In a stunning and unprecedented turn of events, Donald J. Trump was elected the 45th president of the United States of America. His outrageous policies have drawn a crowd of mostly white, working-class people from rural areas who are dissatisfied with the status quo. They claim that the changing landscape of the nation through globalization and immigration has hit them the hardest. Similarly, in the UK, a narrow majority voted to leave the European Union, something that no one could’ve ever predicted. The citizens who voted for Brexit cite almost identical concerns as the Americans who voted for Trump. Both the Trump campaign and the “Leave” campaign in Britain have inspired an isolationist, xenophobic rhetoric that seems as though it will set the clock back decades on diversity and acceptance in the Western world.
Since 1776, America has been a haven for those struggling in other regions of the world. People of all cultures, races, and backgrounds have found solace in the wide open land that America offers, and the plentiful job opportunities in the cities. The Statue of Liberty comes to mind as a symbol of welcome into the nation, one that millions of immigrants in the early twentieth century felt elation upon seeing. Today, however, immigration has a different face in the United States. Getting into the country legally is a difficult process that can take up to fifteen years depending on the individual circumstance of the applicant. This huge backlog has led to millions entering the country illegally, most notably by crossing over the Mexican Border. The Pew Hispanic Center has estimated that about 8 million undocumented immigrants have entered the workforce in the US, the majority in Texas and California as seasonal farm workers. Middle-class, small-town, workers living in industrial states such as Ohio, Wisconsin, Indiana, and West Virginia see the lack of border control as one of the reasons as to why they are receding in terms of economic success, and Trump’s wild and often racist comments about illegal immigrants have caught their attention, in a big way.

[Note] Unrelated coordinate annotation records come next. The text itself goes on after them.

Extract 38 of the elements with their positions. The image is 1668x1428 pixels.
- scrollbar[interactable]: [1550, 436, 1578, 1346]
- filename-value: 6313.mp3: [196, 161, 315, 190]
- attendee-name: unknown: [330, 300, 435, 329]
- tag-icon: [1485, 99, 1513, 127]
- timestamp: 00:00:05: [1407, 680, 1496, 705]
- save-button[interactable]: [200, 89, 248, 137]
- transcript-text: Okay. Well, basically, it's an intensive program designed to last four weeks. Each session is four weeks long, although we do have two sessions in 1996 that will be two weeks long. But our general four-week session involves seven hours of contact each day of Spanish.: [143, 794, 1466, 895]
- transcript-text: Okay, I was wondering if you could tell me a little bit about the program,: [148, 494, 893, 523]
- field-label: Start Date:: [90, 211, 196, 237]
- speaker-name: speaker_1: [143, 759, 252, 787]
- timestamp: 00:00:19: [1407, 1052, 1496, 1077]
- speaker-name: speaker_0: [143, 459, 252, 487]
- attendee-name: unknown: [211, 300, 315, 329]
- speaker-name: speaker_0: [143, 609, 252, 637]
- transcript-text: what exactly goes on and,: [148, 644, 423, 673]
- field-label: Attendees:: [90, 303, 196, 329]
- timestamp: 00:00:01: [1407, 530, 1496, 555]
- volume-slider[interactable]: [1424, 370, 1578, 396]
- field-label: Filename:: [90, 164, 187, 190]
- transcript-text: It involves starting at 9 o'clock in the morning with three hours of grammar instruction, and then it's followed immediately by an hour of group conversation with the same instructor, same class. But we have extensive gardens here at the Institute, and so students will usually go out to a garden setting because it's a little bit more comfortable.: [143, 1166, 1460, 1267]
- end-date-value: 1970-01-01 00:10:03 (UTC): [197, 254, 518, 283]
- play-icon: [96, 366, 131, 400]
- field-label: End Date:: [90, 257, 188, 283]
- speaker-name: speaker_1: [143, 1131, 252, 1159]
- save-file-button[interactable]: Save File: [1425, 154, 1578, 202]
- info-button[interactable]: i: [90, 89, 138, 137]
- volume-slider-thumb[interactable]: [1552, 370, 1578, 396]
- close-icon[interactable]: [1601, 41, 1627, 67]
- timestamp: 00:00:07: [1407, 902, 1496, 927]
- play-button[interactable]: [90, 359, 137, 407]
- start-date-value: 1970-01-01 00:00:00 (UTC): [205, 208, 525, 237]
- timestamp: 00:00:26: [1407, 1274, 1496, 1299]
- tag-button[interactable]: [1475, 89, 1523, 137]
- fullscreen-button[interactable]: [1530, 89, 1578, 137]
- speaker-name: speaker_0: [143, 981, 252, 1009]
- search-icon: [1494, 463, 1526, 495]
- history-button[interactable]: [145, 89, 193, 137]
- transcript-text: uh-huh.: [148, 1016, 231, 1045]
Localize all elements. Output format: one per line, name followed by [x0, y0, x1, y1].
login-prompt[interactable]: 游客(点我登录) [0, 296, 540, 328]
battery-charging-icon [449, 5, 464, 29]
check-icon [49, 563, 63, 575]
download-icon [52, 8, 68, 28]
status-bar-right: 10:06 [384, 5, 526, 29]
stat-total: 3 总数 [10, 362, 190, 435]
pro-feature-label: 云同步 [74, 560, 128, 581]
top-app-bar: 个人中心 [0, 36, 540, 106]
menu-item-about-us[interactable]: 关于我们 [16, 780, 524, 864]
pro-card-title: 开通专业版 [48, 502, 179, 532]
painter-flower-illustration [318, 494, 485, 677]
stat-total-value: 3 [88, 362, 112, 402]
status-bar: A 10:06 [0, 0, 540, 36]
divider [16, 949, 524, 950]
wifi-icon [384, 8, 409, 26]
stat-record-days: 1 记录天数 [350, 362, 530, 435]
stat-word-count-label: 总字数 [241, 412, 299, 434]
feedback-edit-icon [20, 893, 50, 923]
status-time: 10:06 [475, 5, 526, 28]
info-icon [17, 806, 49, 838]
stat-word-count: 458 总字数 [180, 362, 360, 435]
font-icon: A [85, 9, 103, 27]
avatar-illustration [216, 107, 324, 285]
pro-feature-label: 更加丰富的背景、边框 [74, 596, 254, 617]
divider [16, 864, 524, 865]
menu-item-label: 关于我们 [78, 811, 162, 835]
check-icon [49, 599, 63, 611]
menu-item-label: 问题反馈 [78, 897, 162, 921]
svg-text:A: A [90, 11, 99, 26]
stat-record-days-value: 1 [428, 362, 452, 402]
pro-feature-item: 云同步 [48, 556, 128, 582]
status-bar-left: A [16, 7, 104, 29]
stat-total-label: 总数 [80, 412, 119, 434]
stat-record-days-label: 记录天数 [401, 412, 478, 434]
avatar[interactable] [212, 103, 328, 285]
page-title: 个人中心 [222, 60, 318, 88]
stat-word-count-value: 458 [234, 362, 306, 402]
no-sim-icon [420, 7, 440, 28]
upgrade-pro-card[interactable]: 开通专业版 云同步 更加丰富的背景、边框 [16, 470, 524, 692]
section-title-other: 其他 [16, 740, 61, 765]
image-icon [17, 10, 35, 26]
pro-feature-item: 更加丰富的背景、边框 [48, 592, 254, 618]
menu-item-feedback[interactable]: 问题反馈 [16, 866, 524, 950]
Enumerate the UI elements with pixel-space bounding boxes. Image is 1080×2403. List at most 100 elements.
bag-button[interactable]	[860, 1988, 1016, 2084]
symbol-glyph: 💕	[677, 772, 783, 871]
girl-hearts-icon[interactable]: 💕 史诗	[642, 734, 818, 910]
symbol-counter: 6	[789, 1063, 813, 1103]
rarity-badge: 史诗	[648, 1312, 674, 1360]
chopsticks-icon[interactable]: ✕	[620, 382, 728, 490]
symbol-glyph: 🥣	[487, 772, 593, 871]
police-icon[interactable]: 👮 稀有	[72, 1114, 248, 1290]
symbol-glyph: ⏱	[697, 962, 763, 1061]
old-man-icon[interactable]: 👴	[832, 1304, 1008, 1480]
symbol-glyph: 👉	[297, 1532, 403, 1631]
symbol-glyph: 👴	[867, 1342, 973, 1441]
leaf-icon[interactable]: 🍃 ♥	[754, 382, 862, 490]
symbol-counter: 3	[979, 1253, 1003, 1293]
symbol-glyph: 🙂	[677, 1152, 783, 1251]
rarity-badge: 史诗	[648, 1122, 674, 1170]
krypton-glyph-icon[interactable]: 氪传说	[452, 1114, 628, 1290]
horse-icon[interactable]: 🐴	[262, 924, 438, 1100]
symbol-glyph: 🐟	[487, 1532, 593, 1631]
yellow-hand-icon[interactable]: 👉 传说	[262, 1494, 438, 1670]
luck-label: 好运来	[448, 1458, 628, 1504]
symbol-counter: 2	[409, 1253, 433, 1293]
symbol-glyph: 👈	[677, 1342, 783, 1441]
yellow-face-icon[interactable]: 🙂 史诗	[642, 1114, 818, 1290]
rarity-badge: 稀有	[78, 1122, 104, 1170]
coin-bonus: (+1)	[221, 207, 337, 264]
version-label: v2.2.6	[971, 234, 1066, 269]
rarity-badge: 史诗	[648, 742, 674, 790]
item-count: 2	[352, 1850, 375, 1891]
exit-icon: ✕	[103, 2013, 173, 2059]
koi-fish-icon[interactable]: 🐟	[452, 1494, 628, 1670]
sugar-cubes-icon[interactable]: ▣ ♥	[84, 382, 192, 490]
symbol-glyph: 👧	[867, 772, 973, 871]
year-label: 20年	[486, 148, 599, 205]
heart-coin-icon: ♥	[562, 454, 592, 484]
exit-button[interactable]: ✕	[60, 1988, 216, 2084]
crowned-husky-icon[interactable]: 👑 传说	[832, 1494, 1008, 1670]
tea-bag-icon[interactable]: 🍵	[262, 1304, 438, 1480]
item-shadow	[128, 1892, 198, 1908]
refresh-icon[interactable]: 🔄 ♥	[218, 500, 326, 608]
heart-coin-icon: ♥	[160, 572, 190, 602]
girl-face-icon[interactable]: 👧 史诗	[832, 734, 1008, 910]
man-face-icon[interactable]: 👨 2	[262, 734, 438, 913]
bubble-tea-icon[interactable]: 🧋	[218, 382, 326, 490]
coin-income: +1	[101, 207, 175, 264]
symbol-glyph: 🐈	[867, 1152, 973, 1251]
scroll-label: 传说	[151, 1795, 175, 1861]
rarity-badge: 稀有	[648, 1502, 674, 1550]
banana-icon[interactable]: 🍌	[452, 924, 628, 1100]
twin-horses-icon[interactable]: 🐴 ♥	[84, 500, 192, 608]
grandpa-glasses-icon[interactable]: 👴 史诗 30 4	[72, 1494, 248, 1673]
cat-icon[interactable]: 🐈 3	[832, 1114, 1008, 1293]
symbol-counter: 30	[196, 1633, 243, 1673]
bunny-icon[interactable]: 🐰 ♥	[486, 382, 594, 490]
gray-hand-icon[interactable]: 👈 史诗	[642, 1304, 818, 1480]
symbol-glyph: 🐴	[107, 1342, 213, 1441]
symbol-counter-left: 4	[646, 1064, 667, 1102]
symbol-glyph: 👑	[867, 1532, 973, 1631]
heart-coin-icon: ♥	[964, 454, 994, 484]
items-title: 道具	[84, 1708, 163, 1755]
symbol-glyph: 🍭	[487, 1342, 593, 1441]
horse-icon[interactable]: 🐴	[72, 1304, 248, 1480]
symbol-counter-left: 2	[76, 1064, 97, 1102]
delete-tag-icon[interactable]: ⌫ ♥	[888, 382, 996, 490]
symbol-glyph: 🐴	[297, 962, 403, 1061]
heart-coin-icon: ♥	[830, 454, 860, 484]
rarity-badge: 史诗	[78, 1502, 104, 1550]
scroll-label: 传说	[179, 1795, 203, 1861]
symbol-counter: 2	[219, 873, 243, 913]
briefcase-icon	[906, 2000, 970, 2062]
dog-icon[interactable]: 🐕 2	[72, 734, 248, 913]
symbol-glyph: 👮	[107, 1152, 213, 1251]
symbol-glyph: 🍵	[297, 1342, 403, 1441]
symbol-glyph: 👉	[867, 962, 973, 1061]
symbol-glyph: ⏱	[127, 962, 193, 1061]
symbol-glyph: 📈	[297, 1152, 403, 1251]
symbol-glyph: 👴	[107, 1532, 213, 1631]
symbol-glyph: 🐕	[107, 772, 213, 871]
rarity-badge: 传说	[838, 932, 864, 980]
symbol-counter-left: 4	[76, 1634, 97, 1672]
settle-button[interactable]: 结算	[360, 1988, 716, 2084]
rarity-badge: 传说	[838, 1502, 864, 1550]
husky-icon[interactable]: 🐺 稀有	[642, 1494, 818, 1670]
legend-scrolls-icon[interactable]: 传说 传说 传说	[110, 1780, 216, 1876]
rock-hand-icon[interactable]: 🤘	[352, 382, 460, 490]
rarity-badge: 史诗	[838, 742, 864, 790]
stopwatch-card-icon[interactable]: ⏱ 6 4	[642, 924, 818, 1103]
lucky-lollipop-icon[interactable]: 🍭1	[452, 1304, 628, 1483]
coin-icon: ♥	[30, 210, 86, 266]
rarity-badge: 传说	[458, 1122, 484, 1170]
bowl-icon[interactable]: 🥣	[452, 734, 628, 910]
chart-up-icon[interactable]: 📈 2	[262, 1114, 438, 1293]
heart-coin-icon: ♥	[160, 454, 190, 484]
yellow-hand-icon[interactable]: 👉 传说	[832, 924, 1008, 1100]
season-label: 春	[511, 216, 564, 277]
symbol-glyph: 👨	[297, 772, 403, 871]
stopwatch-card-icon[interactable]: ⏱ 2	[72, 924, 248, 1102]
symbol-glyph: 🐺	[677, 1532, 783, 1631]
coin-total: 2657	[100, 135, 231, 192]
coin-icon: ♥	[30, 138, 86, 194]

In the UK, the age of Brexit is exposing a similar phenomenon. While a part of the EU, the UK had open borders to all citizens of the bloc, a fact that concerned the same kinds of people who latched onto Trump in America—lower-income, mostly white Britons living in rural areas. According to the Office of National Statistics, the number of migrant workers from the EU in the British workforce has spiked from 1.4 million in 2013 to 2.1 million today. Those who supported the “Leave” campaign claimed that the open border policy with other EU nations has left many British citizens unemployed and lowered the wages of those with jobs. The “Stay” campaign made it a point that diversity should be embraced, and that a competitive job market is a good thing for the economy.
Lower-income, older people in both the US and the UK feel like they’re being left behind in the rush of globalization and immigration, and that no one in their governments is seeing their plight or acting upon it. The statistics are clear: Trump easily beat Clinton among voters without a college degree and among those who make $50,000 to $90,000 a year. People 65 years and older, and in industrial, socially conservative states like West Virginia, Tennessee, and Kentucky were much more inclined to cast their vote for Trump. These “leftover people”—coal miners, factory workers, and auto repair workers, with little to no post-secondary education—swung the election for Trump. In the Brexit referendum in Britain, similar factors came into play. 61% of those 65 and older voted to leave the EU, 66% of those who have only completed high school voted to leave, and those in the lowest income bracket overwhelmingly voted to leave.
Many parallels can be drawn between the Leave campaign and the Trump campaign, with his promises to “build a wall” between the US and Mexico and deport millions of illegal immigrants, all to “make America great again.” The Clinton campaign took on another point of view, one of tolerance of immigrants, similar to that of the Stay campaign. This failed to resonate with people in rural, poor towns that rely on industries such as coal mining. Unfortunately, it seems as if the climates in both the US and the UK are shifting away from globalization, and to a less fluid national identity than the liberal bubble of mainstream media could’ve anticipated.